It's the holiday season and so of course I'm thinking of friends and family and missing home. Though Christmas here was lovely; there were Santas and Reindeer and fairies and disco balls and bunnies and butterflies, because the Vietnamese don't go for all that low-key American Christmas cheer and figure why not break out ALL the good stuff. The children dressed up in little santa suits complete with faux fur trim and hats, despite the fact that the nights here are in the eighties, which I think supports my theory that the Vietnamese have a lower body temperature than the usual 98.6 F, and now the kiddies also have to wear helmets over their hats because Vietnam has a (gasp) HELMET LAW! So the streets filled with helmeted families on motorbikes, mini-Santas riding right up front, going out to see the myriad lights and decorations erected by the city in honor of birth of Christ, or the wacky flying white guy and his flying horses with horns who breaks into your house and leaves things, depending on if you are Catholic. The traffic jams were incredible.

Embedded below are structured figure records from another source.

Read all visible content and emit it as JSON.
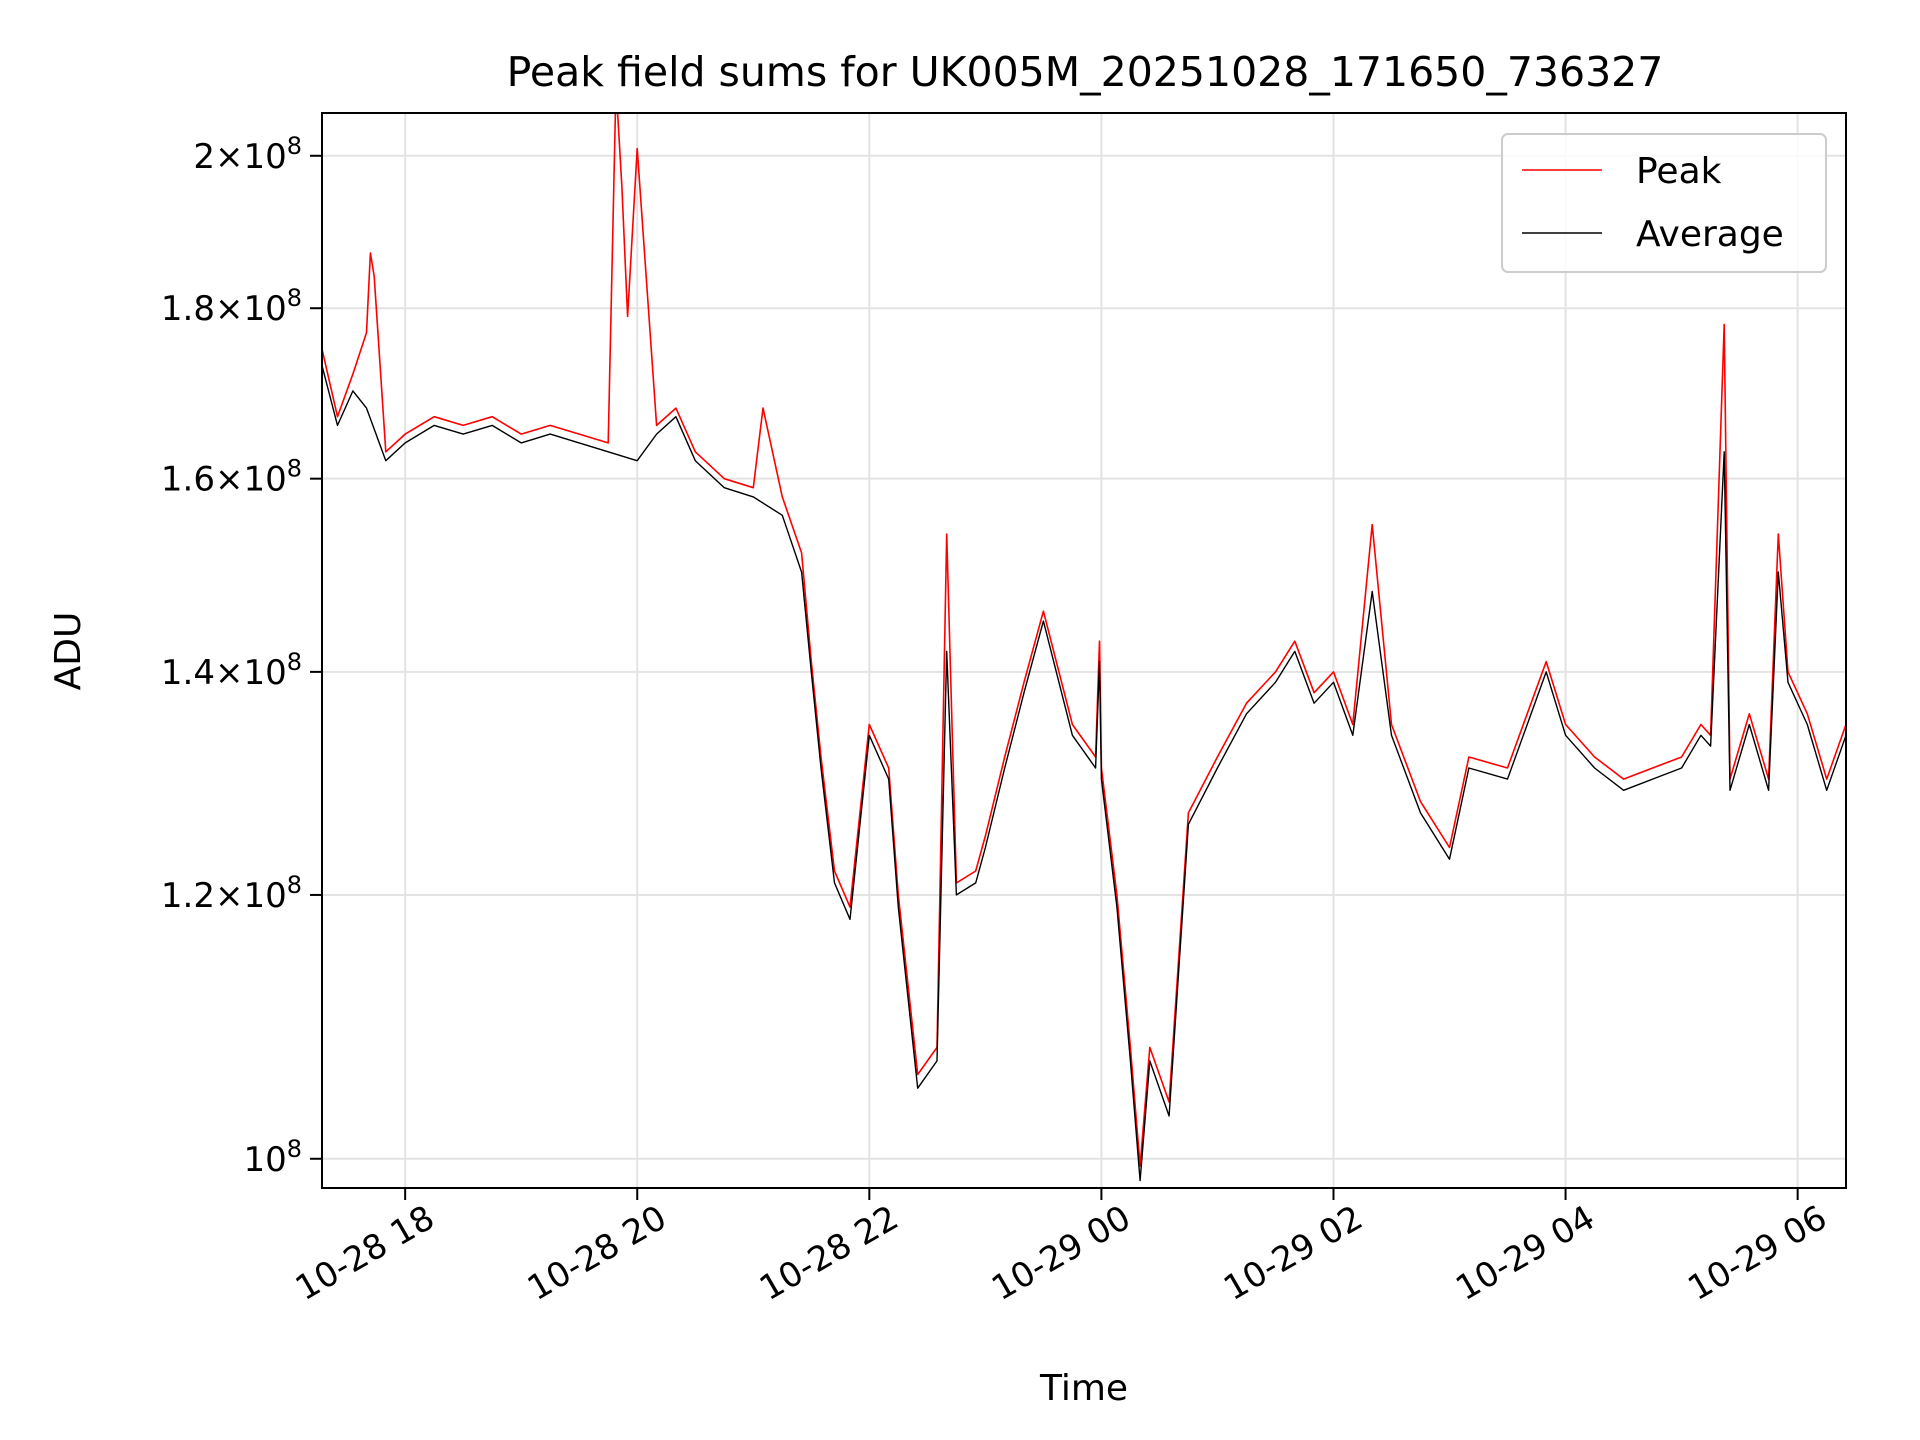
{
  "chart_data": {
    "type": "line",
    "title": "Peak field sums for UK005M_20251028_171650_736327",
    "xlabel": "Time",
    "ylabel": "ADU",
    "y_scale": "log",
    "grid": true,
    "legend_position": "top-right",
    "xlim": [
      "2025-10-28 17:17",
      "2025-10-29 06:25"
    ],
    "ylim": [
      98000000,
      206000000
    ],
    "x_ticks": [
      "10-28 18",
      "10-28 20",
      "10-28 22",
      "10-29 00",
      "10-29 02",
      "10-29 04",
      "10-29 06"
    ],
    "y_ticks": [
      {
        "value": 100000000,
        "mantissa": "",
        "base": "10",
        "exp": "8"
      },
      {
        "value": 120000000,
        "mantissa": "1.2",
        "base": "10",
        "exp": "8"
      },
      {
        "value": 140000000,
        "mantissa": "1.4",
        "base": "10",
        "exp": "8"
      },
      {
        "value": 160000000,
        "mantissa": "1.6",
        "base": "10",
        "exp": "8"
      },
      {
        "value": 180000000,
        "mantissa": "1.8",
        "base": "10",
        "exp": "8"
      },
      {
        "value": 200000000,
        "mantissa": "2",
        "base": "10",
        "exp": "8"
      }
    ],
    "series": [
      {
        "name": "Peak",
        "color": "#ff0000",
        "points": [
          [
            "2025-10-28 17:17",
            175000000
          ],
          [
            "2025-10-28 17:25",
            167000000
          ],
          [
            "2025-10-28 17:33",
            172000000
          ],
          [
            "2025-10-28 17:40",
            177000000
          ],
          [
            "2025-10-28 17:42",
            187000000
          ],
          [
            "2025-10-28 17:44",
            184000000
          ],
          [
            "2025-10-28 17:50",
            163000000
          ],
          [
            "2025-10-28 18:00",
            165000000
          ],
          [
            "2025-10-28 18:15",
            167000000
          ],
          [
            "2025-10-28 18:30",
            166000000
          ],
          [
            "2025-10-28 18:45",
            167000000
          ],
          [
            "2025-10-28 19:00",
            165000000
          ],
          [
            "2025-10-28 19:15",
            166000000
          ],
          [
            "2025-10-28 19:30",
            165000000
          ],
          [
            "2025-10-28 19:45",
            164000000
          ],
          [
            "2025-10-28 19:49",
            210000000
          ],
          [
            "2025-10-28 19:52",
            196000000
          ],
          [
            "2025-10-28 19:55",
            179000000
          ],
          [
            "2025-10-28 20:00",
            201000000
          ],
          [
            "2025-10-28 20:10",
            166000000
          ],
          [
            "2025-10-28 20:20",
            168000000
          ],
          [
            "2025-10-28 20:30",
            163000000
          ],
          [
            "2025-10-28 20:45",
            160000000
          ],
          [
            "2025-10-28 21:00",
            159000000
          ],
          [
            "2025-10-28 21:05",
            168000000
          ],
          [
            "2025-10-28 21:15",
            158000000
          ],
          [
            "2025-10-28 21:25",
            152000000
          ],
          [
            "2025-10-28 21:30",
            141000000
          ],
          [
            "2025-10-28 21:35",
            132000000
          ],
          [
            "2025-10-28 21:42",
            122000000
          ],
          [
            "2025-10-28 21:50",
            119000000
          ],
          [
            "2025-10-28 22:00",
            135000000
          ],
          [
            "2025-10-28 22:10",
            131000000
          ],
          [
            "2025-10-28 22:15",
            120000000
          ],
          [
            "2025-10-28 22:25",
            106000000
          ],
          [
            "2025-10-28 22:35",
            108000000
          ],
          [
            "2025-10-28 22:40",
            154000000
          ],
          [
            "2025-10-28 22:45",
            121000000
          ],
          [
            "2025-10-28 22:55",
            122000000
          ],
          [
            "2025-10-28 23:00",
            125000000
          ],
          [
            "2025-10-28 23:10",
            132000000
          ],
          [
            "2025-10-28 23:20",
            139000000
          ],
          [
            "2025-10-28 23:30",
            146000000
          ],
          [
            "2025-10-28 23:45",
            135000000
          ],
          [
            "2025-10-28 23:57",
            132000000
          ],
          [
            "2025-10-28 23:59",
            143000000
          ],
          [
            "2025-10-29 00:00",
            131000000
          ],
          [
            "2025-10-29 00:08",
            120000000
          ],
          [
            "2025-10-29 00:15",
            108000000
          ],
          [
            "2025-10-29 00:20",
            99500000
          ],
          [
            "2025-10-29 00:25",
            108000000
          ],
          [
            "2025-10-29 00:35",
            104000000
          ],
          [
            "2025-10-29 00:45",
            127000000
          ],
          [
            "2025-10-29 01:00",
            132000000
          ],
          [
            "2025-10-29 01:15",
            137000000
          ],
          [
            "2025-10-29 01:30",
            140000000
          ],
          [
            "2025-10-29 01:40",
            143000000
          ],
          [
            "2025-10-29 01:50",
            138000000
          ],
          [
            "2025-10-29 02:00",
            140000000
          ],
          [
            "2025-10-29 02:10",
            135000000
          ],
          [
            "2025-10-29 02:20",
            155000000
          ],
          [
            "2025-10-29 02:30",
            135000000
          ],
          [
            "2025-10-29 02:45",
            128000000
          ],
          [
            "2025-10-29 03:00",
            124000000
          ],
          [
            "2025-10-29 03:10",
            132000000
          ],
          [
            "2025-10-29 03:30",
            131000000
          ],
          [
            "2025-10-29 03:50",
            141000000
          ],
          [
            "2025-10-29 04:00",
            135000000
          ],
          [
            "2025-10-29 04:15",
            132000000
          ],
          [
            "2025-10-29 04:30",
            130000000
          ],
          [
            "2025-10-29 04:45",
            131000000
          ],
          [
            "2025-10-29 05:00",
            132000000
          ],
          [
            "2025-10-29 05:10",
            135000000
          ],
          [
            "2025-10-29 05:15",
            134000000
          ],
          [
            "2025-10-29 05:22",
            178000000
          ],
          [
            "2025-10-29 05:25",
            130000000
          ],
          [
            "2025-10-29 05:35",
            136000000
          ],
          [
            "2025-10-29 05:45",
            130000000
          ],
          [
            "2025-10-29 05:50",
            154000000
          ],
          [
            "2025-10-29 05:55",
            140000000
          ],
          [
            "2025-10-29 06:05",
            136000000
          ],
          [
            "2025-10-29 06:15",
            130000000
          ],
          [
            "2025-10-29 06:25",
            135000000
          ]
        ]
      },
      {
        "name": "Average",
        "color": "#000000",
        "points": [
          [
            "2025-10-28 17:17",
            173000000
          ],
          [
            "2025-10-28 17:25",
            166000000
          ],
          [
            "2025-10-28 17:33",
            170000000
          ],
          [
            "2025-10-28 17:40",
            168000000
          ],
          [
            "2025-10-28 17:50",
            162000000
          ],
          [
            "2025-10-28 18:00",
            164000000
          ],
          [
            "2025-10-28 18:15",
            166000000
          ],
          [
            "2025-10-28 18:30",
            165000000
          ],
          [
            "2025-10-28 18:45",
            166000000
          ],
          [
            "2025-10-28 19:00",
            164000000
          ],
          [
            "2025-10-28 19:15",
            165000000
          ],
          [
            "2025-10-28 19:30",
            164000000
          ],
          [
            "2025-10-28 19:45",
            163000000
          ],
          [
            "2025-10-28 20:00",
            162000000
          ],
          [
            "2025-10-28 20:10",
            165000000
          ],
          [
            "2025-10-28 20:20",
            167000000
          ],
          [
            "2025-10-28 20:30",
            162000000
          ],
          [
            "2025-10-28 20:45",
            159000000
          ],
          [
            "2025-10-28 21:00",
            158000000
          ],
          [
            "2025-10-28 21:15",
            156000000
          ],
          [
            "2025-10-28 21:25",
            150000000
          ],
          [
            "2025-10-28 21:30",
            140000000
          ],
          [
            "2025-10-28 21:35",
            131000000
          ],
          [
            "2025-10-28 21:42",
            121000000
          ],
          [
            "2025-10-28 21:50",
            118000000
          ],
          [
            "2025-10-28 22:00",
            134000000
          ],
          [
            "2025-10-28 22:10",
            130000000
          ],
          [
            "2025-10-28 22:15",
            119000000
          ],
          [
            "2025-10-28 22:25",
            105000000
          ],
          [
            "2025-10-28 22:35",
            107000000
          ],
          [
            "2025-10-28 22:40",
            142000000
          ],
          [
            "2025-10-28 22:45",
            120000000
          ],
          [
            "2025-10-28 22:55",
            121000000
          ],
          [
            "2025-10-28 23:00",
            124000000
          ],
          [
            "2025-10-28 23:10",
            131000000
          ],
          [
            "2025-10-28 23:20",
            138000000
          ],
          [
            "2025-10-28 23:30",
            145000000
          ],
          [
            "2025-10-28 23:45",
            134000000
          ],
          [
            "2025-10-28 23:57",
            131000000
          ],
          [
            "2025-10-28 23:59",
            141000000
          ],
          [
            "2025-10-29 00:00",
            130000000
          ],
          [
            "2025-10-29 00:08",
            119000000
          ],
          [
            "2025-10-29 00:15",
            107000000
          ],
          [
            "2025-10-29 00:20",
            98500000
          ],
          [
            "2025-10-29 00:25",
            107000000
          ],
          [
            "2025-10-29 00:35",
            103000000
          ],
          [
            "2025-10-29 00:45",
            126000000
          ],
          [
            "2025-10-29 01:00",
            131000000
          ],
          [
            "2025-10-29 01:15",
            136000000
          ],
          [
            "2025-10-29 01:30",
            139000000
          ],
          [
            "2025-10-29 01:40",
            142000000
          ],
          [
            "2025-10-29 01:50",
            137000000
          ],
          [
            "2025-10-29 02:00",
            139000000
          ],
          [
            "2025-10-29 02:10",
            134000000
          ],
          [
            "2025-10-29 02:20",
            148000000
          ],
          [
            "2025-10-29 02:30",
            134000000
          ],
          [
            "2025-10-29 02:45",
            127000000
          ],
          [
            "2025-10-29 03:00",
            123000000
          ],
          [
            "2025-10-29 03:10",
            131000000
          ],
          [
            "2025-10-29 03:30",
            130000000
          ],
          [
            "2025-10-29 03:50",
            140000000
          ],
          [
            "2025-10-29 04:00",
            134000000
          ],
          [
            "2025-10-29 04:15",
            131000000
          ],
          [
            "2025-10-29 04:30",
            129000000
          ],
          [
            "2025-10-29 04:45",
            130000000
          ],
          [
            "2025-10-29 05:00",
            131000000
          ],
          [
            "2025-10-29 05:10",
            134000000
          ],
          [
            "2025-10-29 05:15",
            133000000
          ],
          [
            "2025-10-29 05:22",
            163000000
          ],
          [
            "2025-10-29 05:25",
            129000000
          ],
          [
            "2025-10-29 05:35",
            135000000
          ],
          [
            "2025-10-29 05:45",
            129000000
          ],
          [
            "2025-10-29 05:50",
            150000000
          ],
          [
            "2025-10-29 05:55",
            139000000
          ],
          [
            "2025-10-29 06:05",
            135000000
          ],
          [
            "2025-10-29 06:15",
            129000000
          ],
          [
            "2025-10-29 06:25",
            134000000
          ]
        ]
      }
    ]
  }
}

For me it wasn't "just like the ones I used to know", there was no cranberry at the markets, I had to make do with extra sugar in my tea in lieu of candy canes and cookies, and while there were plenty of fires they were mostly the charcoal kind used for roasting the various parts of animals. So it's not exactly like home but still, it was Christmas after a fashion, a disco/early eighties fashion. An aside here to note that satin, always a favorite of the Vietnamese, has crested to new heights on the back of the eighties revival and I have to say I have never seen anyone look good in a mono-color satin pantsuit not even teeny smoking-hot Vietnamese chicks. Same goes for any fitted satin dress not made for the wearer seconds before dressing so as to flatter the body shape of right now not the one from three days ago before your boobs/butt/belly changed size /shape due to the lunar cycle. It's nice to see that some things are the same the world over.
Now I'm staring down the barrel of 2008. January first has a funny status here because the big New Year celebration is Tet and that is still a month away, true there may be parties and countdowns and perhaps even high shoes involved (another fashion aside, I've been living in flip-flops and can't understand what I ever had against them. I know they are not actual "shoes", more like a way to go barefoot and not have your foot lacerated, but in their capacity as foot-laceration preventors they are amazingly effective and comfortable) but all the really big dealio stuff is still to come. Though, as they say in AA, every day is a new beginning right? So maybe I will celebrate the first day of the rest of my life on January 1 and get dressed up (still debating about the flip flops) to go out and order a mocktail.
Cheers and Happy Holidays everyone.
PS it occurs to that the proximity of the AA reference and the mocktail might suggest to some that I am a recovering alcoholic, I'm not it's just that alcohol makes me hurl.